Point as well as interval forecasts for the next 15 days were made. Forecasts are presented in Table2.

Date	95% PREDICTION INTERVAL
	India [Lower, Upper]	USA [Lower, Upper]	Italy [Lower, Upper]
05 July 2020	(22816.44, 24083.91)	(44400.70 , 58586.21)	(-523.71 , 805.77)
09 July 2020	(21615.63 , 24412.58)	(51264.20 , 68874.05)	(-1275.97 , 860.57)
14 July 2020	(23548.35 , 28345.53)	(45585.62 , 74077.82)	(-2024.82 , 1801.44)
17 July 2020	(23195.23 , 28982.92)	(48861.70 , 82919.44)	(-2508.58 , 2251.71)
20 July 2020	(25821.72 , 32991.38)	(44278.89 , 87095.68)	(-2935.20 , 2685.14)

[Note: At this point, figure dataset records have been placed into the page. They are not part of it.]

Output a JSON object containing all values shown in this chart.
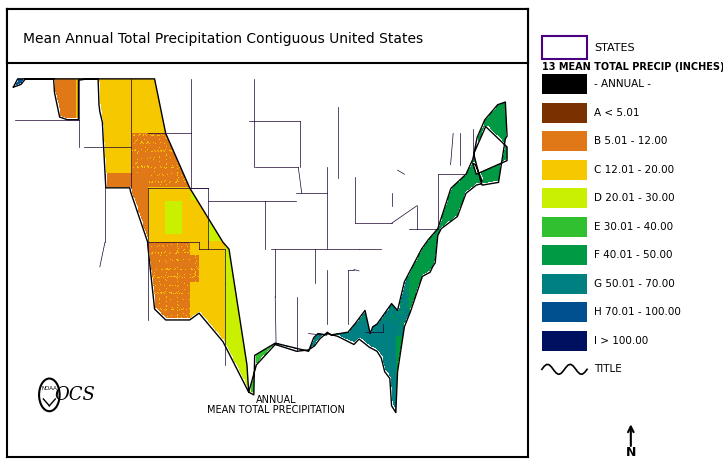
{
  "title": "Mean Annual Total Precipitation Contiguous United States",
  "subtitle_line1": "ANNUAL",
  "subtitle_line2": "MEAN TOTAL PRECIPITATION",
  "legend_header1": "STATES",
  "legend_header2": "13 MEAN TOTAL PRECIP (INCHES)",
  "legend_entries": [
    {
      "label": "- ANNUAL -",
      "color": "#000000"
    },
    {
      "label": "A < 5.01",
      "color": "#7B3000"
    },
    {
      "label": "B 5.01 - 12.00",
      "color": "#E07818"
    },
    {
      "label": "C 12.01 - 20.00",
      "color": "#F5C800"
    },
    {
      "label": "D 20.01 - 30.00",
      "color": "#C8F000"
    },
    {
      "label": "E 30.01 - 40.00",
      "color": "#30C030"
    },
    {
      "label": "F 40.01 - 50.00",
      "color": "#009944"
    },
    {
      "label": "G 50.01 - 70.00",
      "color": "#008080"
    },
    {
      "label": "H 70.01 - 100.00",
      "color": "#005090"
    },
    {
      "label": "I > 100.00",
      "color": "#001060"
    }
  ],
  "legend_states_color": "#4B0082",
  "bg_color": "#FFFFFF",
  "outer_box_color": "#000000",
  "noaa_text": "NOAA",
  "ocs_text": "OCS",
  "bounds": [
    0,
    5.01,
    12,
    20,
    30,
    40,
    50,
    70,
    100,
    300
  ],
  "cmap_colors": [
    "#7B3000",
    "#E07818",
    "#F5C800",
    "#C8F000",
    "#30C030",
    "#009944",
    "#008080",
    "#005090",
    "#001060"
  ]
}
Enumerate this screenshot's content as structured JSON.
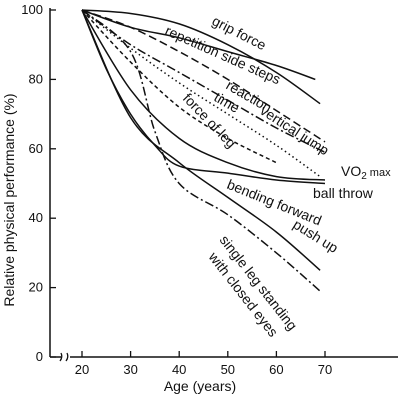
{
  "chart_data": {
    "type": "line",
    "title": "",
    "xlabel": "Age (years)",
    "ylabel": "Relative physical performance (%)",
    "xlim": [
      20,
      70
    ],
    "ylim": [
      0,
      100
    ],
    "x_ticks": [
      "20",
      "30",
      "40",
      "50",
      "60",
      "70"
    ],
    "y_ticks": [
      "0",
      "20",
      "40",
      "60",
      "80",
      "100"
    ],
    "axis_break": true,
    "grid": false,
    "series": [
      {
        "name": "grip force",
        "style": "solid",
        "x": [
          20,
          30,
          40,
          50,
          60,
          69
        ],
        "y": [
          100,
          99,
          96,
          90,
          82,
          73
        ]
      },
      {
        "name": "repetition side steps",
        "style": "long-dash",
        "x": [
          20,
          30,
          40,
          50,
          60,
          70
        ],
        "y": [
          100,
          95,
          88,
          80,
          71,
          62
        ]
      },
      {
        "name": "reaction time",
        "style": "dotted",
        "x": [
          20,
          30,
          40,
          50,
          60,
          69
        ],
        "y": [
          100,
          89,
          79,
          70,
          61,
          52
        ]
      },
      {
        "name": "vertical jump",
        "style": "dash-dot",
        "x": [
          20,
          30,
          40,
          50,
          60,
          70
        ],
        "y": [
          100,
          90,
          82,
          74,
          66,
          59
        ]
      },
      {
        "name": "force of leg",
        "style": "short-dash",
        "x": [
          20,
          30,
          40,
          50,
          60
        ],
        "y": [
          100,
          85,
          72,
          63,
          56
        ]
      },
      {
        "name": "VO2 max",
        "style": "solid",
        "x": [
          20,
          30,
          40,
          50,
          60,
          70
        ],
        "y": [
          100,
          77,
          63,
          56,
          52,
          51
        ]
      },
      {
        "name": "ball throw",
        "style": "solid",
        "x": [
          20,
          25,
          30,
          35,
          40,
          50,
          60,
          70
        ],
        "y": [
          100,
          83,
          70,
          61,
          55,
          53,
          51,
          50
        ]
      },
      {
        "name": "bending forward",
        "style": "solid",
        "x": [
          20,
          30,
          40,
          50,
          60,
          69
        ],
        "y": [
          100,
          69,
          56,
          46,
          36,
          25
        ]
      },
      {
        "name": "push up",
        "style": "dash-dot",
        "x": [
          20,
          30,
          35,
          40,
          50,
          60,
          69
        ],
        "y": [
          100,
          88,
          65,
          50,
          41,
          30,
          19
        ]
      },
      {
        "name": "single leg standing with closed eyes",
        "style": "solid",
        "x": [
          20,
          30,
          40,
          50,
          60,
          68
        ],
        "y": [
          100,
          95,
          92,
          88,
          84,
          80
        ]
      }
    ],
    "labels": {
      "grip_force": "grip force",
      "repetition_side_steps": "repetition side steps",
      "reaction": "reaction",
      "time": "time",
      "vertical_jump": "vertical jump",
      "force_of_leg": "force of leg",
      "vo2": "VO",
      "vo2_sub": "2",
      "vo2_max": "max",
      "ball_throw": "ball throw",
      "bending_forward": "bending forward",
      "push_up": "push up",
      "single_leg_standing": "single leg standing",
      "with_closed_eyes": "with closed eyes"
    }
  }
}
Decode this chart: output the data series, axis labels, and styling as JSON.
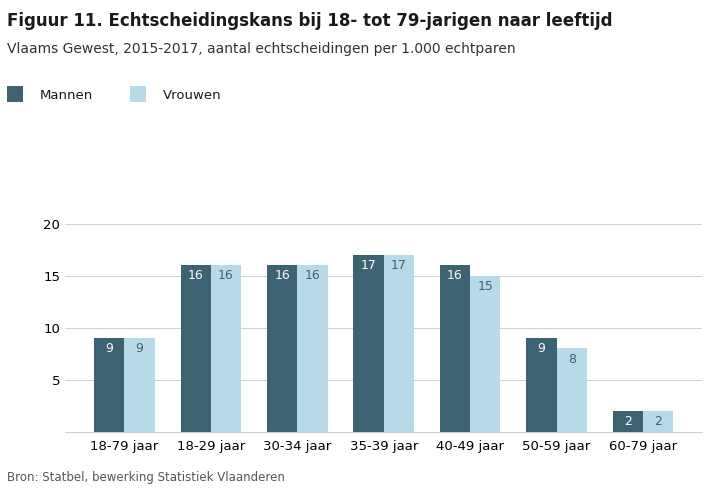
{
  "title": "Figuur 11. Echtscheidingskans bij 18- tot 79-jarigen naar leeftijd",
  "subtitle": "Vlaams Gewest, 2015-2017, aantal echtscheidingen per 1.000 echtparen",
  "categories": [
    "18-79 jaar",
    "18-29 jaar",
    "30-34 jaar",
    "35-39 jaar",
    "40-49 jaar",
    "50-59 jaar",
    "60-79 jaar"
  ],
  "mannen": [
    9,
    16,
    16,
    17,
    16,
    9,
    2
  ],
  "vrouwen": [
    9,
    16,
    16,
    17,
    15,
    8,
    2
  ],
  "color_mannen": "#3d6272",
  "color_vrouwen": "#b8d9e8",
  "legend_mannen": "Mannen",
  "legend_vrouwen": "Vrouwen",
  "ylim": [
    0,
    21
  ],
  "yticks": [
    5,
    10,
    15,
    20
  ],
  "footnote": "Bron: Statbel, bewerking Statistiek Vlaanderen",
  "bar_width": 0.35,
  "background_color": "#ffffff",
  "title_fontsize": 12,
  "subtitle_fontsize": 10,
  "tick_fontsize": 9.5,
  "label_fontsize": 9,
  "legend_fontsize": 9.5,
  "footnote_fontsize": 8.5
}
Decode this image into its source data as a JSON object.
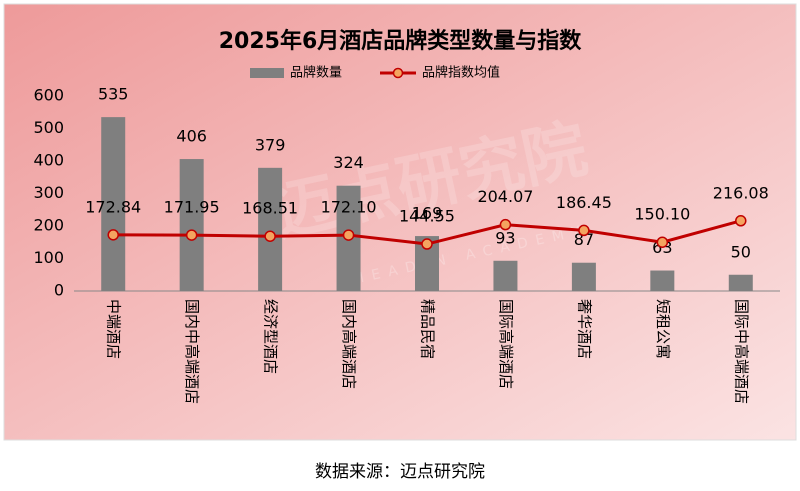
{
  "chart_data": {
    "type": "bar",
    "title": "2025年6月酒店品牌类型数量与指数",
    "categories": [
      "中端酒店",
      "国内中高端酒店",
      "经济型酒店",
      "国内高端酒店",
      "精品民宿",
      "国际高端酒店",
      "奢华酒店",
      "短租公寓",
      "国际中高端酒店"
    ],
    "series": [
      {
        "name": "品牌数量",
        "type": "bar",
        "color": "#7f7f7f",
        "values": [
          535,
          406,
          379,
          324,
          169,
          93,
          87,
          63,
          50
        ]
      },
      {
        "name": "品牌指数均值",
        "type": "line",
        "color": "#c00000",
        "marker_color": "#f4a460",
        "values": [
          172.84,
          171.95,
          168.51,
          172.1,
          144.55,
          204.07,
          186.45,
          150.1,
          216.08
        ],
        "value_labels": [
          "172.84",
          "171.95",
          "168.51",
          "172.10",
          "144.55",
          "204.07",
          "186.45",
          "150.10",
          "216.08"
        ]
      }
    ],
    "ylim": [
      0,
      600
    ],
    "yticks": [
      0,
      100,
      200,
      300,
      400,
      500,
      600
    ],
    "grid": false,
    "legend": "top",
    "watermark": "迈点研究院",
    "watermark_sub": "MEADIN ACADEMY",
    "source": "数据来源：迈点研究院"
  }
}
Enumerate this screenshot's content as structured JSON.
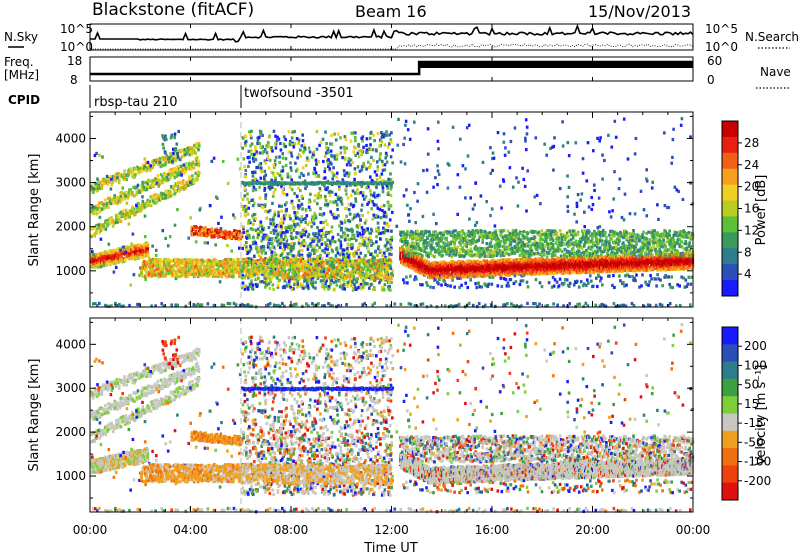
{
  "header": {
    "station": "Blackstone (fitACF)",
    "beam": "Beam 16",
    "date": "15/Nov/2013"
  },
  "top_panel": {
    "left_label": "N.Sky",
    "right_label": "N.Search",
    "left_ticks": [
      "10^5",
      "10^0"
    ],
    "right_ticks": [
      "10^5",
      "10^0"
    ]
  },
  "freq_panel": {
    "left_label_1": "Freq.",
    "left_label_2": "[MHz]",
    "right_label": "Nave",
    "left_ticks": [
      "18",
      "8"
    ],
    "right_ticks": [
      "60",
      "0"
    ]
  },
  "cpid": {
    "label": "CPID",
    "modes": [
      {
        "name": "rbsp-tau 210",
        "start_hour": 0
      },
      {
        "name": "twofsound -3501",
        "start_hour": 6
      }
    ]
  },
  "chart_data": [
    {
      "type": "heatmap",
      "panel": "power",
      "ylabel": "Slant Range [km]",
      "xlabel": "Time UT",
      "xlim_hours": [
        0,
        24
      ],
      "ylim_km": [
        180,
        4600
      ],
      "x_tick_labels": [
        "00:00",
        "04:00",
        "08:00",
        "12:00",
        "16:00",
        "20:00",
        "00:00"
      ],
      "x_tick_hours": [
        0,
        4,
        8,
        12,
        16,
        20,
        24
      ],
      "y_tick_values": [
        1000,
        2000,
        3000,
        4000
      ],
      "colorbar": {
        "label": "Power [dB]",
        "ticks": [
          "4",
          "8",
          "12",
          "16",
          "20",
          "24",
          "28"
        ],
        "tick_values": [
          4,
          8,
          12,
          16,
          20,
          24,
          28
        ],
        "range": [
          0,
          32
        ],
        "colors": [
          "#1a1aff",
          "#2a4fb8",
          "#2e7d8c",
          "#3a9a5a",
          "#5bbf3a",
          "#b8cc22",
          "#f0d020",
          "#f7a020",
          "#f26018",
          "#e82010",
          "#c80000"
        ]
      }
    },
    {
      "type": "heatmap",
      "panel": "velocity",
      "ylabel": "Slant Range [km]",
      "xlabel": "Time UT",
      "xlim_hours": [
        0,
        24
      ],
      "ylim_km": [
        180,
        4600
      ],
      "x_tick_labels": [
        "00:00",
        "04:00",
        "08:00",
        "12:00",
        "16:00",
        "20:00",
        "00:00"
      ],
      "x_tick_hours": [
        0,
        4,
        8,
        12,
        16,
        20,
        24
      ],
      "y_tick_values": [
        1000,
        2000,
        3000,
        4000
      ],
      "colorbar": {
        "label": "Velocity [m s⁻¹]",
        "ticks": [
          "200",
          "100",
          "50",
          "15",
          "-15",
          "-50",
          "-100",
          "-200"
        ],
        "colors": [
          "#1a1aff",
          "#2a4fb8",
          "#2e7d8c",
          "#3aa040",
          "#7ccf3a",
          "#c8c8c0",
          "#f0a020",
          "#f07010",
          "#f04010",
          "#e01010"
        ]
      }
    }
  ],
  "xlabel": "Time UT"
}
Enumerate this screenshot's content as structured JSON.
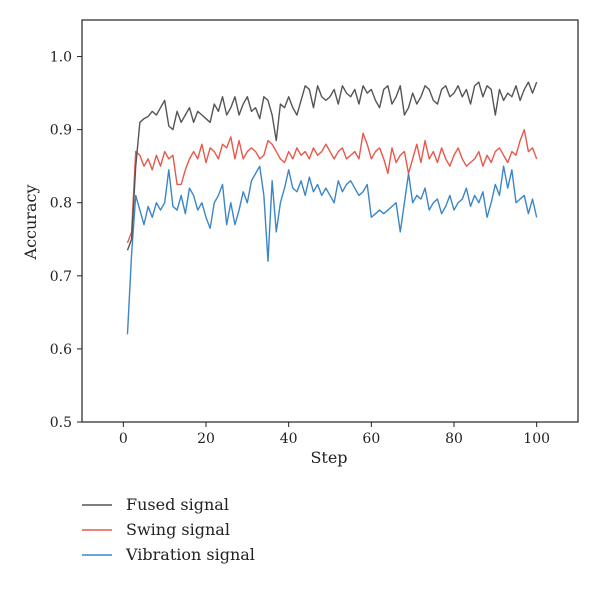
{
  "chart_data": {
    "type": "line",
    "xlabel": "Step",
    "ylabel": "Accuracy",
    "xlim": [
      -10,
      110
    ],
    "ylim": [
      0.5,
      1.05
    ],
    "xticks": [
      "0",
      "20",
      "40",
      "60",
      "80",
      "100"
    ],
    "xtick_values": [
      0,
      20,
      40,
      60,
      80,
      100
    ],
    "yticks": [
      "0.5",
      "0.6",
      "0.7",
      "0.8",
      "0.9",
      "1.0"
    ],
    "ytick_values": [
      0.5,
      0.6,
      0.7,
      0.8,
      0.9,
      1.0
    ],
    "grid": false,
    "legend_position": "bottom",
    "series": [
      {
        "name": "Fused signal",
        "color": "#555555",
        "x": [
          1,
          2,
          3,
          4,
          5,
          6,
          7,
          8,
          9,
          10,
          11,
          12,
          13,
          14,
          15,
          16,
          17,
          18,
          19,
          20,
          21,
          22,
          23,
          24,
          25,
          26,
          27,
          28,
          29,
          30,
          31,
          32,
          33,
          34,
          35,
          36,
          37,
          38,
          39,
          40,
          41,
          42,
          43,
          44,
          45,
          46,
          47,
          48,
          49,
          50,
          51,
          52,
          53,
          54,
          55,
          56,
          57,
          58,
          59,
          60,
          61,
          62,
          63,
          64,
          65,
          66,
          67,
          68,
          69,
          70,
          71,
          72,
          73,
          74,
          75,
          76,
          77,
          78,
          79,
          80,
          81,
          82,
          83,
          84,
          85,
          86,
          87,
          88,
          89,
          90,
          91,
          92,
          93,
          94,
          95,
          96,
          97,
          98,
          99,
          100
        ],
        "y": [
          0.735,
          0.75,
          0.85,
          0.91,
          0.915,
          0.918,
          0.925,
          0.92,
          0.93,
          0.94,
          0.905,
          0.9,
          0.925,
          0.91,
          0.92,
          0.93,
          0.91,
          0.925,
          0.92,
          0.915,
          0.91,
          0.935,
          0.925,
          0.945,
          0.92,
          0.93,
          0.945,
          0.92,
          0.935,
          0.945,
          0.925,
          0.93,
          0.915,
          0.945,
          0.94,
          0.92,
          0.885,
          0.935,
          0.93,
          0.945,
          0.93,
          0.92,
          0.94,
          0.96,
          0.955,
          0.93,
          0.96,
          0.945,
          0.94,
          0.945,
          0.955,
          0.935,
          0.96,
          0.95,
          0.945,
          0.955,
          0.935,
          0.96,
          0.95,
          0.955,
          0.94,
          0.93,
          0.955,
          0.96,
          0.935,
          0.945,
          0.96,
          0.92,
          0.93,
          0.95,
          0.935,
          0.945,
          0.96,
          0.955,
          0.94,
          0.935,
          0.955,
          0.96,
          0.945,
          0.95,
          0.96,
          0.945,
          0.955,
          0.935,
          0.96,
          0.965,
          0.945,
          0.96,
          0.955,
          0.92,
          0.955,
          0.94,
          0.95,
          0.945,
          0.96,
          0.94,
          0.955,
          0.965,
          0.95,
          0.965
        ]
      },
      {
        "name": "Swing signal",
        "color": "#e8584a",
        "x": [
          1,
          2,
          3,
          4,
          5,
          6,
          7,
          8,
          9,
          10,
          11,
          12,
          13,
          14,
          15,
          16,
          17,
          18,
          19,
          20,
          21,
          22,
          23,
          24,
          25,
          26,
          27,
          28,
          29,
          30,
          31,
          32,
          33,
          34,
          35,
          36,
          37,
          38,
          39,
          40,
          41,
          42,
          43,
          44,
          45,
          46,
          47,
          48,
          49,
          50,
          51,
          52,
          53,
          54,
          55,
          56,
          57,
          58,
          59,
          60,
          61,
          62,
          63,
          64,
          65,
          66,
          67,
          68,
          69,
          70,
          71,
          72,
          73,
          74,
          75,
          76,
          77,
          78,
          79,
          80,
          81,
          82,
          83,
          84,
          85,
          86,
          87,
          88,
          89,
          90,
          91,
          92,
          93,
          94,
          95,
          96,
          97,
          98,
          99,
          100
        ],
        "y": [
          0.745,
          0.76,
          0.87,
          0.865,
          0.85,
          0.86,
          0.845,
          0.865,
          0.85,
          0.87,
          0.86,
          0.865,
          0.825,
          0.825,
          0.845,
          0.86,
          0.87,
          0.86,
          0.88,
          0.855,
          0.875,
          0.87,
          0.86,
          0.88,
          0.875,
          0.89,
          0.86,
          0.885,
          0.86,
          0.87,
          0.875,
          0.87,
          0.86,
          0.865,
          0.885,
          0.88,
          0.87,
          0.86,
          0.855,
          0.87,
          0.86,
          0.875,
          0.865,
          0.87,
          0.86,
          0.875,
          0.865,
          0.87,
          0.88,
          0.87,
          0.86,
          0.87,
          0.875,
          0.86,
          0.865,
          0.87,
          0.86,
          0.895,
          0.88,
          0.86,
          0.87,
          0.875,
          0.86,
          0.84,
          0.875,
          0.855,
          0.865,
          0.87,
          0.84,
          0.86,
          0.88,
          0.855,
          0.885,
          0.86,
          0.87,
          0.855,
          0.875,
          0.86,
          0.85,
          0.865,
          0.875,
          0.86,
          0.85,
          0.855,
          0.86,
          0.87,
          0.85,
          0.865,
          0.855,
          0.87,
          0.875,
          0.865,
          0.855,
          0.87,
          0.865,
          0.885,
          0.9,
          0.87,
          0.875,
          0.86
        ]
      },
      {
        "name": "Vibration signal",
        "color": "#3b86c8",
        "x": [
          1,
          2,
          3,
          4,
          5,
          6,
          7,
          8,
          9,
          10,
          11,
          12,
          13,
          14,
          15,
          16,
          17,
          18,
          19,
          20,
          21,
          22,
          23,
          24,
          25,
          26,
          27,
          28,
          29,
          30,
          31,
          32,
          33,
          34,
          35,
          36,
          37,
          38,
          39,
          40,
          41,
          42,
          43,
          44,
          45,
          46,
          47,
          48,
          49,
          50,
          51,
          52,
          53,
          54,
          55,
          56,
          57,
          58,
          59,
          60,
          61,
          62,
          63,
          64,
          65,
          66,
          67,
          68,
          69,
          70,
          71,
          72,
          73,
          74,
          75,
          76,
          77,
          78,
          79,
          80,
          81,
          82,
          83,
          84,
          85,
          86,
          87,
          88,
          89,
          90,
          91,
          92,
          93,
          94,
          95,
          96,
          97,
          98,
          99,
          100
        ],
        "y": [
          0.62,
          0.73,
          0.81,
          0.79,
          0.77,
          0.795,
          0.78,
          0.8,
          0.79,
          0.8,
          0.845,
          0.795,
          0.79,
          0.81,
          0.785,
          0.82,
          0.81,
          0.79,
          0.8,
          0.78,
          0.765,
          0.8,
          0.81,
          0.825,
          0.77,
          0.8,
          0.77,
          0.79,
          0.815,
          0.8,
          0.83,
          0.84,
          0.85,
          0.81,
          0.72,
          0.83,
          0.76,
          0.8,
          0.82,
          0.845,
          0.82,
          0.815,
          0.83,
          0.81,
          0.835,
          0.815,
          0.825,
          0.81,
          0.82,
          0.81,
          0.8,
          0.83,
          0.815,
          0.825,
          0.83,
          0.82,
          0.81,
          0.815,
          0.825,
          0.78,
          0.785,
          0.79,
          0.785,
          0.79,
          0.795,
          0.8,
          0.76,
          0.8,
          0.84,
          0.8,
          0.81,
          0.805,
          0.82,
          0.79,
          0.8,
          0.805,
          0.785,
          0.795,
          0.81,
          0.79,
          0.8,
          0.805,
          0.82,
          0.795,
          0.81,
          0.8,
          0.815,
          0.78,
          0.8,
          0.825,
          0.81,
          0.85,
          0.82,
          0.845,
          0.8,
          0.805,
          0.81,
          0.785,
          0.805,
          0.78
        ]
      }
    ]
  }
}
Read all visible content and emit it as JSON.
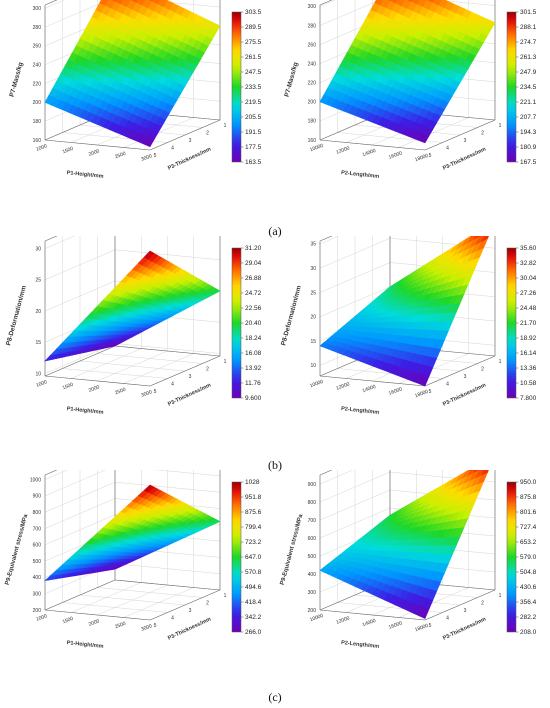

Table 2 95% PI for India, the USA and Italy

Discussion

The first positive case was identified in the USA followed by India and the Italy. The three countries took different paths in the pandemic progress. India had a hike in the number of cases at mid-March. But this hike is not significant compared with the USA and Italy which had enormous increases in the pandemic incidence during the first weeks of March. The USA and Italy has just started flattening the curve during the last weeks of May 2020. As per forecasts on the three countries, Italy will have lower numbers of cases reported daily. But in India and The US, the situation will be just the opposite. Predictions made in India show a slow and steady increase in the number of daily cases during the 2nd and 3rd week of July 2020. A 95% PI and 80% PI also suggests the same results.

The high differences, through another point of view, may be because of the false number of total cases. A case is reported only when a test is done. The total number of cases hence depends directly on the number of tests done. The USA and Italy have the respective first and second places in the number of daily tests performed (Figure 1).

Figure 1 Forecast of daily confirmed cases in India.

Figure 2 Forecast of daily confirmed cases in The USA.

Figure 3 Forecast of daily confirmed cases in Italy.

Figure 4 Total COVID-19 deaths in India, The USA and Italy.

Figure 5 Daily COVID-19 tests per 1000 people.

The USA, Italy and India have done 27.07, 42.44 and 1.17 tests per thousand people. India has a very lower number of daily tests and thus implicating the lower confirmed cases. The study suggests that the true cases in India are concealed. The undetected cases thus are larger in India and can cause a serious and dangerous outbreak than the USA and Italy.

Governments have adopted their own measures for prevention. This could result in changes in the future situation. For e.g. India has started taking NRI’s. This could increase the number of cases. One of the main limitation of our study is that these couldn’t be incorporated in ARIMA model.

Conclusion

The scenario will be in favour of Italy, whereas against USA and India. India should increase the number of tests and reveal the true number of affected patients. Italy has a total of 3.2 hospital beds per 1000 inhabitants. The USA has 2.8 and India has only 0.5 beds per 1000.¹¹ No. of hospital beds, ventilators and other facilities must be dealt with immediately. Italy even though is gaining control, should increase the pace or continue as of now in implementing measures to contain the disease, but never lessen the same. The continuation of the restrictive measures and the strict compliance with the rules, such as traffic and travel restriction, ban on gatherings, and closure of commercial activities, may mitigate the size of the pandemic.

Acknowledgments

The authors are grateful to Mr. Noel George, p-Value Solutions Ltd Pala for the valuable suggestions during various stages of this research.

Funding

This research did not receive any specific grant from any of the funding agencies in public, commercial or any other sector. It is part of PG Project Work.